Scriptable Control Layer Over Rust Backend

Usage Scenario

  • A system provides core functionalities, but no driving logic.

  • The driving logic must be dynamic and hot-loadable.

  • A script is used to drive the system and provide control intelligence.

Key Concepts

  • Expose a Control API.

  • Leverage function overloading to simplify the API design.

  • Since Rhai is sand-boxed, it cannot mutate the environment.
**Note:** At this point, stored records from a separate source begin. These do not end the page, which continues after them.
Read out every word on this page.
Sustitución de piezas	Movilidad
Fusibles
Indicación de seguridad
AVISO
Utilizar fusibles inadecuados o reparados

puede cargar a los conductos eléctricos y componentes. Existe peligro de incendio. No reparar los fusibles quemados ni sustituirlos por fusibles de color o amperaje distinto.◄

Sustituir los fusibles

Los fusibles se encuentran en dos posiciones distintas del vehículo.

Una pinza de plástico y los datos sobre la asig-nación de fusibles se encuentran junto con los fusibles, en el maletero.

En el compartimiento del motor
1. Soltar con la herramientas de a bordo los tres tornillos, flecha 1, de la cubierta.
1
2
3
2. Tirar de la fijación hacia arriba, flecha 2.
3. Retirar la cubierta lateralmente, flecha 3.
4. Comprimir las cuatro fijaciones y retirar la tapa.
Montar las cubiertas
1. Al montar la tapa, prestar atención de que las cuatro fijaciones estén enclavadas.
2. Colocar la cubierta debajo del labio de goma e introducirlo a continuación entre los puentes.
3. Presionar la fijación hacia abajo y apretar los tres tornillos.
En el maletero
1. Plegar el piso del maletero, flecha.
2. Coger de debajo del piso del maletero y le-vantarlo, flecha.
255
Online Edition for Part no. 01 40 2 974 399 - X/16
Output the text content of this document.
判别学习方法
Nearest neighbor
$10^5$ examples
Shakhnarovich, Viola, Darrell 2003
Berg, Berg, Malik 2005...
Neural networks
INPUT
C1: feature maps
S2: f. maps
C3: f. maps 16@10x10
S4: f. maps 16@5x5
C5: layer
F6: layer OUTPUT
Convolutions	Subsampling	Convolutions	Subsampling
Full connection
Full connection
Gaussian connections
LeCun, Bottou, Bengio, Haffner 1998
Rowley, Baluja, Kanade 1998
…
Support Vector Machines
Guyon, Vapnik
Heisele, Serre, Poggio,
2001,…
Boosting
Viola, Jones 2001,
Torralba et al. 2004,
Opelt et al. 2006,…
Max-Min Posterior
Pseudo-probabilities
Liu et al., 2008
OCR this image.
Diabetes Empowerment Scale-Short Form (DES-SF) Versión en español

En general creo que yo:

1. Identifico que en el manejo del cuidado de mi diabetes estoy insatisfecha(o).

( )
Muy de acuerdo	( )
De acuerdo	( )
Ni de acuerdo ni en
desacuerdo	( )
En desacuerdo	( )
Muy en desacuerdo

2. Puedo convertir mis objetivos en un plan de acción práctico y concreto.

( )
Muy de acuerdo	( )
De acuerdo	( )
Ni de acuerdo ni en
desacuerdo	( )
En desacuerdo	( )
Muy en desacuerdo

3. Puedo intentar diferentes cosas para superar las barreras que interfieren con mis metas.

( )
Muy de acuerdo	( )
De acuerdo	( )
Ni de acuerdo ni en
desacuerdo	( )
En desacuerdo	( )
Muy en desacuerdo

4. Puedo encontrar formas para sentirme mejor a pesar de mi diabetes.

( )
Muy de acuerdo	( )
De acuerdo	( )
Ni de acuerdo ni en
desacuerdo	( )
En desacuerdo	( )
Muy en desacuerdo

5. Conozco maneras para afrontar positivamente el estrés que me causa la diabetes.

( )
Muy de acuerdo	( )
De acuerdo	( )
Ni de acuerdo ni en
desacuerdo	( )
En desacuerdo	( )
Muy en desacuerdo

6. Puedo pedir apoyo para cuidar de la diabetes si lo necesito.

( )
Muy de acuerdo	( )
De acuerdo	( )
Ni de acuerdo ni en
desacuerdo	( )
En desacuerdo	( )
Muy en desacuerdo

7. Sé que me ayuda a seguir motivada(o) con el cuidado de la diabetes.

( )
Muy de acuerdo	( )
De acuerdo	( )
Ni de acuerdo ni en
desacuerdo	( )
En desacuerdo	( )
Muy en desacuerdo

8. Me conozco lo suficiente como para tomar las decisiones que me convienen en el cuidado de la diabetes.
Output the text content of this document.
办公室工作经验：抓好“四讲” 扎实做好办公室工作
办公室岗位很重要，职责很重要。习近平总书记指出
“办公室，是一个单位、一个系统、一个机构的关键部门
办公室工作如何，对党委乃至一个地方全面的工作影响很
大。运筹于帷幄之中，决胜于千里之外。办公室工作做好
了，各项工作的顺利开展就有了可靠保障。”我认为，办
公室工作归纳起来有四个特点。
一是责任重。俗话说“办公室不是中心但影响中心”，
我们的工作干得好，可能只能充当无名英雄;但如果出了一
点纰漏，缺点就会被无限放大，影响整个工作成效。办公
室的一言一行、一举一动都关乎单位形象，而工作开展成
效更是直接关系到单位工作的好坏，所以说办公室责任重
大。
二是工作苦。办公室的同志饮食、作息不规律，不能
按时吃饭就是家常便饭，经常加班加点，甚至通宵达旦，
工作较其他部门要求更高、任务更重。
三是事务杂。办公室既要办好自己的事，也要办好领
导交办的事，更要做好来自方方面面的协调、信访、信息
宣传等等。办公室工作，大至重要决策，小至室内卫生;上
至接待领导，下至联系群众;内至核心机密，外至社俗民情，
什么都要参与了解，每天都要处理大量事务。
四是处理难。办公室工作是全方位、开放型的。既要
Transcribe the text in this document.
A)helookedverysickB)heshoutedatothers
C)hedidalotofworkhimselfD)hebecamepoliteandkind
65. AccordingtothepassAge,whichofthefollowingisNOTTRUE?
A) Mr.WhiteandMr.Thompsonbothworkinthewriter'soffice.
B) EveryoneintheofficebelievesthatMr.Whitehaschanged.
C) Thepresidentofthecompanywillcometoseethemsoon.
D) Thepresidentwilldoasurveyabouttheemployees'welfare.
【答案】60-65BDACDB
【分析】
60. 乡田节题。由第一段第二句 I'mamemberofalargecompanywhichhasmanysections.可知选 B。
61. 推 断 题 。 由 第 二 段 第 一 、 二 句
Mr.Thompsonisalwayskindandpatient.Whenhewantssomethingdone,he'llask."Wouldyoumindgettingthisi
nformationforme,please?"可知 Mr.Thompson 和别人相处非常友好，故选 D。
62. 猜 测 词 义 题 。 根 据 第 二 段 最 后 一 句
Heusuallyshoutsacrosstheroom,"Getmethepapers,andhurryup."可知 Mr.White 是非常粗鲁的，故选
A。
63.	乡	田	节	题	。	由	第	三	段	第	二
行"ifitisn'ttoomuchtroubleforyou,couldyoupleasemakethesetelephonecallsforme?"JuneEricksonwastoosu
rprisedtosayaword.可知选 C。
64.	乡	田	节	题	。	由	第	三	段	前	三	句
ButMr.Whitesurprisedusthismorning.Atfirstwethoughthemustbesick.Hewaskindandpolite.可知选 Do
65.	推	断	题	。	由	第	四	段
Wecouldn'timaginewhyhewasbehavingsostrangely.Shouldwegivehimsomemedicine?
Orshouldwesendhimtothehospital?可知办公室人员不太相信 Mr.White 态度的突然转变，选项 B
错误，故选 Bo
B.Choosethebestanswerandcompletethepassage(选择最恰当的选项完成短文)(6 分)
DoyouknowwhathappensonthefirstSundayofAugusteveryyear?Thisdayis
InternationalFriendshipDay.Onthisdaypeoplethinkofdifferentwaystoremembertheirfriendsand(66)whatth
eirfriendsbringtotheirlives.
To perform external actions via an API, the actual system must be wrapped in a RefCell (or RwLock/Mutex for sync) and shared to the Engine.

Implementation

There are two broad ways for Rhai to control an external system, both of which involve wrapping the system in a shared, interior-mutated object.

This is one way which does not involve exposing the data structures of the external system, but only through exposing an abstract API primarily made up of functions.

Use this when the API is relatively simple and clean, and the number of functions is small enough.

For a complex API involving lots of functions, or an API that has a clear object structure, use the Singleton Command Object pattern instead.

Functional API

Assume that a system provides the following functional API:


#![allow(unused)]
fn main() {
struct EnergizerBunny;

impl EnergizerBunny {
    pub fn new () -> Self { ... }
    pub fn go (&mut self) { ... }
    pub fn stop (&mut self) { ... }
    pub fn is_going (&self) { ... }
    pub fn get_speed (&self) -> i64 { ... }
    pub fn set_speed (&mut self, speed: i64) { ... }
}
}

Wrap API in Shared Object


#![allow(unused)]
fn main() {
pub type SharedBunny = Rc<RefCell<EnergizerBunny>>;
}

or in multi-threaded environments with the sync feature, use one of the following:


#![allow(unused)]
fn main() {
pub type SharedBunny = Arc<RwLock<EnergizerBunny>>;

pub type SharedBunny = Arc<Mutex<EnergizerBunny>>;
}

Register Control API

The trick to building a Control API is to clone the shared API object and move it into each function registration via a closure.

Therefore, it is not possible to use a plugin module to achieve this, and each function must be registered one after another.


#![allow(unused)]
fn main() {
// Notice 'move' is used to move the shared API object into the closure.
let b = bunny.clone();
engine.register_fn("bunny_power", move |on: bool| {
    if on {
        if b.borrow().is_going() {
            println!("Still going...");
        } else {
            b.borrow_mut().go();
        }
    } else {
        if b.borrow().is_going() {
            b.borrow_mut().stop();
        } else {
            println!("Already out of battery!");
        }
    }
});

let b = bunny.clone();
engine.register_fn("bunny_is_going", move || b.borrow().is_going());

let b = bunny.clone();
engine.register_fn("bunny_get_speed", move ||
    if b.borrow().is_going() { b.borrow().get_speed() } else { 0 }
);

let b = bunny.clone();
engine.register_result_fn("bunny_set_speed", move |speed: i64|
    if speed <= 0 {
        return Err("Speed must be positive!".into());
    } else if speed > 100 {
        return Err("Bunny will be going too fast!".into());
    }

    if b.borrow().is_going() {
        b.borrow_mut().set_speed(speed)
    } else {
        return Err("Bunny is not yet going!".into());
    }

    Ok(())
);
}

Use the API


#![allow(unused)]
fn main() {
if !bunny_is_going() { bunny_power(true); }

if bunny_get_speed() > 50 { bunny_set_speed(50); }
}

Caveat

Although this usage pattern appears a perfect fit for game logic, avoid writing the entire game in Rhai. Performance will not be acceptable.

Implement as much functionalities of the game engine in Rust as possible. Rhai integrates well with Rust so this is usually not a hinderance.

Lift as much out of Rhai as possible. Use Rhai only for the logic that must be dynamic or hot-loadable.